Por esa maravillosa sincronía del seguro azar, palabra, semilla, árbol y libro se integran en estos textos, en este evangelio escrito en fibra de bambú. Libro —del latín liber— significa literalmente: «parte interior de la corteza de los árboles», como primer soporte de la escritura. El culto a los árboles y a los bosques —ambos elementos femeninos y símbolos de los primeros y más antiguos alfabetos— se encuentra presente en casi todas las cosmogonías humanas de manera asombrosamente unívoca. Desde las Diosas y Reinas del cielo en sus múltiples advocaciones: Ashera, Astarte, Inana, Ishtar, Anat, Isis, hasta las Diosas de la madre tierra, Gaia, Dryad, Deméter, Flidais, Yggdrasil , Yemayá e Ixchel, el Árbol de la Vida ha estado floreciendo. En los bosques antiguos, la presencia de los árboles sagrados que simbolizan la dinámica de la creación, como el fresno, la acacia, el árbol del Bodi y el roble, se ha venido desplegando esta fuente de sabiduría y de misterio que, por ello, se expresa con toda su carga en la palabra escrita: el libro sagrado.

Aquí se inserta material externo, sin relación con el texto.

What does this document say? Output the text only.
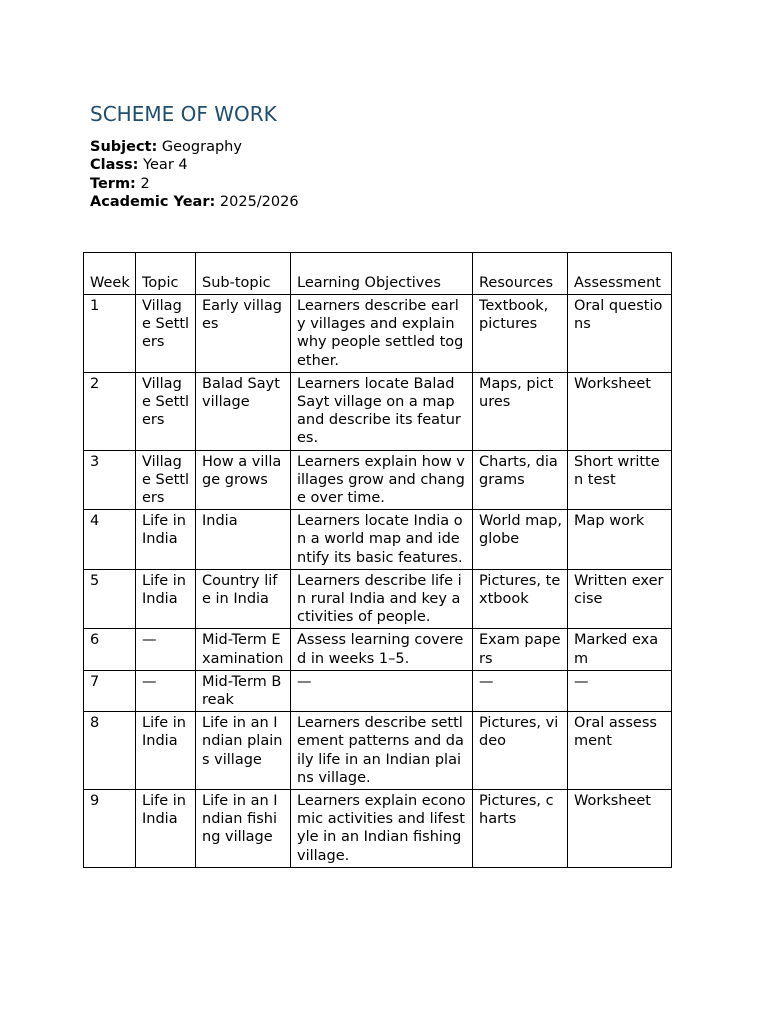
SCHEME OF WORK
Subject: Geography
Class: Year 4
Term: 2
Academic Year: 2025/2026
Week	Topic	Sub-topic	Learning Objectives	Resources	Assessment
1	Village Settlers	Early villages	Learners describe early villages and explain why people settled together.	Textbook, pictures	Oral questions
2	Village Settlers	Balad Sayt village	Learners locate Balad Sayt village on a map and describe its features.	Maps, pictures	Worksheet
3	Village Settlers	How a village grows	Learners explain how villages grow and change over time.	Charts, diagrams	Short written test
4	Life in India	India	Learners locate India on a world map and identify its basic features.	World map, globe	Map work
5	Life in India	Country life in India	Learners describe life in rural India and key activities of people.	Pictures, textbook	Written exercise
6	—	Mid-Term Examination	Assess learning covered in weeks 1–5.	Exam papers	Marked exam
7	—	Mid-Term Break	—	—	—
8	Life in India	Life in an Indian plains village	Learners describe settlement patterns and daily life in an Indian plains village.	Pictures, video	Oral assessment
9	Life in India	Life in an Indian fishing village	Learners explain economic activities and lifestyle in an Indian fishing village.	Pictures, charts	Worksheet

Desde aquel primer poema escrito en papiros del que se tenga memoria, como lo fue el poema de amor que la sacerdotisa sumeria, dedicada al culto de la diosa Inana, escribiera como epitafio a la tumba de su amado el Rey Shun Shin, la palabra ha marcado y determinado la sacralidad de la vida misma a través de ese evento tan dramático como lo es la muerte. La muerte pues no es un separarse del mundo, sino un hundirse en él, nos decía conmovido el poeta Cardenal, porque, aunque los cuerpos materiales regresen al polvo y a la tierra enamorada, su esencia quedará colgada como el aire en las ramas de los árboles y en la luz del cosmos a través de la palabra; esa palabra que al decir del poeta griego Yorgos Seferis, mantiene la forma del hombre, aunque el hombre se haya ido, dejando de existir.

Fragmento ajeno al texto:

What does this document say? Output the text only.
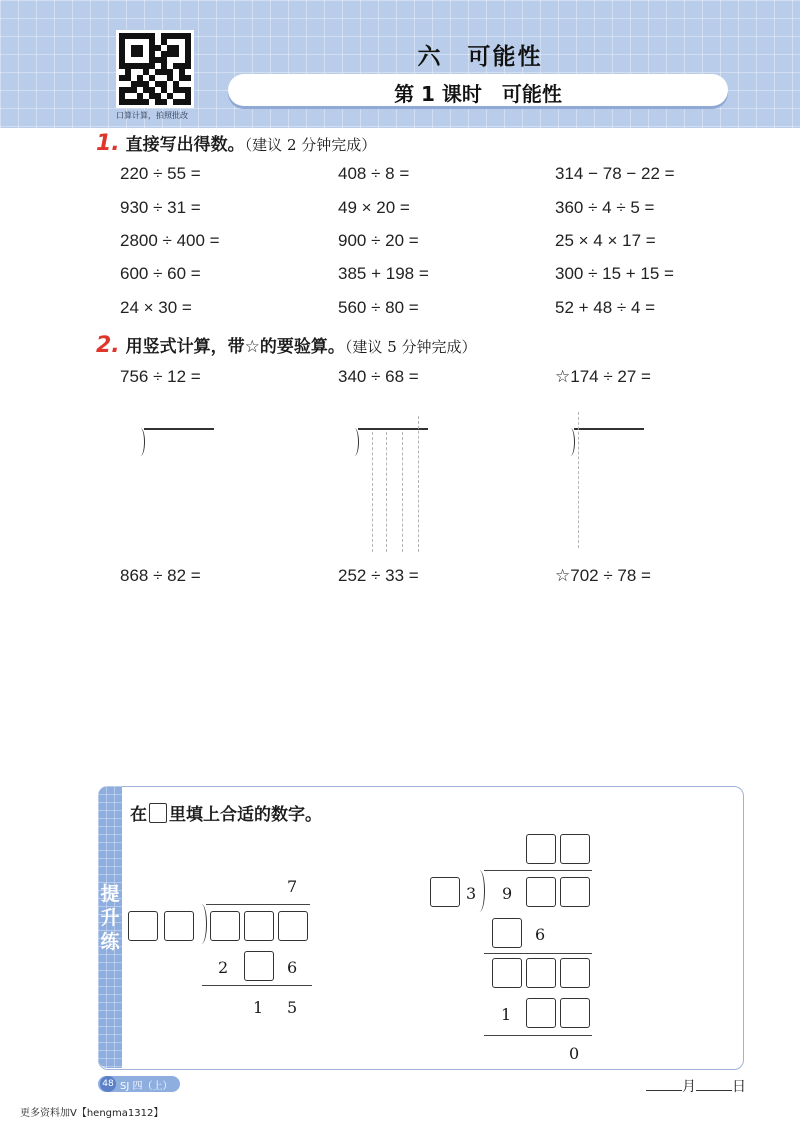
口算计算，拍照批改
六　可能性
第 1 课时　可能性
1. 直接写出得数。（建议 2 分钟完成）
220 ÷ 55 =	408 ÷ 8 =	314 − 78 − 22 =
930 ÷ 31 =	49 × 20 =	360 ÷ 4 ÷ 5 =
2800 ÷ 400 =	900 ÷ 20 =	25 × 4 × 17 =
600 ÷ 60 =	385 + 198 =	300 ÷ 15 + 15 =
24 × 30 =	560 ÷ 80 =	52 + 48 ÷ 4 =
2. 用竖式计算，带☆的要验算。（建议 5 分钟完成）
756 ÷ 12 =	340 ÷ 68 =	☆174 ÷ 27 =
868 ÷ 82 =	252 ÷ 33 =	☆702 ÷ 78 =
提
升
练
在 里填上合适的数字。
7
2	6
1 5
3 9
6
1
0
48 SJ 四（上）	月	日
更多资料加V【hengma1312】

Más allá de la imagen integrada —palabra, semilla, árbol y libro— que se revela en la figura del centro, en este caso la materia, la madre, la matriz, Teilhard de Chardin en el libro El fenómeno humano, en el capítulo El Árbol de la vida y el hilo de Ariadna, nos revela que el universo está en constante evolución y desarrollo, y el árbol de la vida representa la evolución de la conciencia humana hacia la unidad divina. La evolución no será entonces solo un proceso biológico, sino también un proceso espiritual que lleva a la humanidad a una mayor conciencia y unidad con Dios. De esta manera, el árbol de la vida es un símbolo de la evolución espiritual y la unidad divina.

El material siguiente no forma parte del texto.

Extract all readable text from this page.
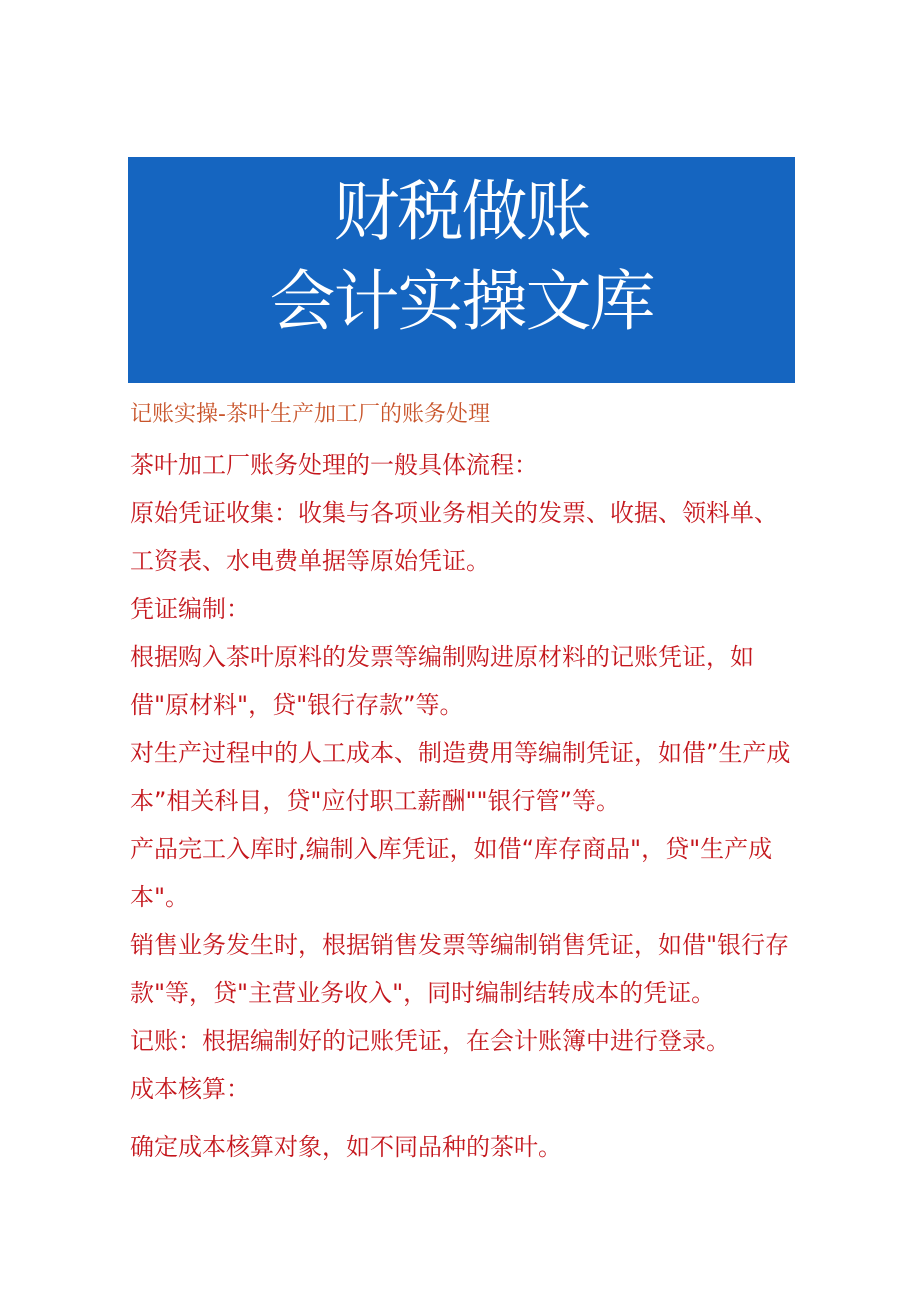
财税做账
会计实操文库

记账实操-茶叶生产加工厂的账务处理

茶叶加工厂账务处理的一般具体流程：

原始凭证收集：收集与各项业务相关的发票、收据、领料单、工资表、水电费单据等原始凭证。

凭证编制：

根据购入茶叶原料的发票等编制购进原材料的记账凭证，如借"原材料"，贷"银行存款”等。

对生产过程中的人工成本、制造费用等编制凭证，如借”生产成本”相关科目，贷"应付职工薪酬""银行管”等。

产品完工入库时,编制入库凭证，如借“库存商品"，贷"生产成本"。

销售业务发生时，根据销售发票等编制销售凭证，如借"银行存款"等，贷"主营业务收入"，同时编制结转成本的凭证。

记账：根据编制好的记账凭证，在会计账簿中进行登录。

成本核算：

确定成本核算对象，如不同品种的茶叶。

Por su parte en el Talmud, como semilla oculta en el misterio de su centro oscuro y fractal, se encuentra el secreto más preciado sobre la naturaleza de la creación: El Zeraim o libro de la germinación, también conocido como Tratado de Semillas, uno de los siete tratados del orden de Zeraim en la Mishná. En este libro, se mencionan las leyes que rigen la dinámica milagrosa de la agricultura, incluyendo la semilla, la siembra, el cultivo y la cosecha. En una lectura simple y periférica, pareciera que este tratado se refiere de manera literal al proceso de la agricultura como tal y su relación con la actividad del hombre. Sin embargo, y de manera asombrosa y en correspondencia conmovedora, el Zeraim —Las semillas, las germinaciones y los procesos vitales— debe leerse junto con la trinidad que lo conforma, pues se encuentran perfectamente secuenciado y relacionado con el libro del Moed —la simbología del tiempo, los ciclos y las conmemoraciones— y de manera especial con el Nasim, o libro de las Mujeres —los vínculos, las relaciones, la unión—. Esto es finalmente revelado en el Bahir o libro de la claridad donde la creación es simbolizada, más allá de lo literal, en una alegoría profundamente femenina que establece la relación entre la mujer y la tierra como vaso alquímico donde se cifra la creación. La Matriz o el centro más oculto y oscuro que porta la mujer como símbolo del reino de todo lo visible y de todas las cosas, será la vasija donde se realizará la coniunctio o la unión de los opuestos, la manifestación viviente de los ciclos y las fases de las dinámicas, sus correspondencias, la culminación e integración total de los aspectos opuestos de la naturaleza. Debo ocultar mi corazón, no desplegarlo, recoger sus semillas, esconderlas bajo el ala, dejar que se encojan, se constriñan hasta hacerse minúsculas. Que ni siquiera el rumor del viento sucumba sobre su faz rugosa ni el paso de la lluvia sobre la piel ausente, engendrar el deseo en la ceniza -polvo eres- respirar hacia adentro la estrechez misma en la garganta, reducirlas a polen fermentado, a la espera.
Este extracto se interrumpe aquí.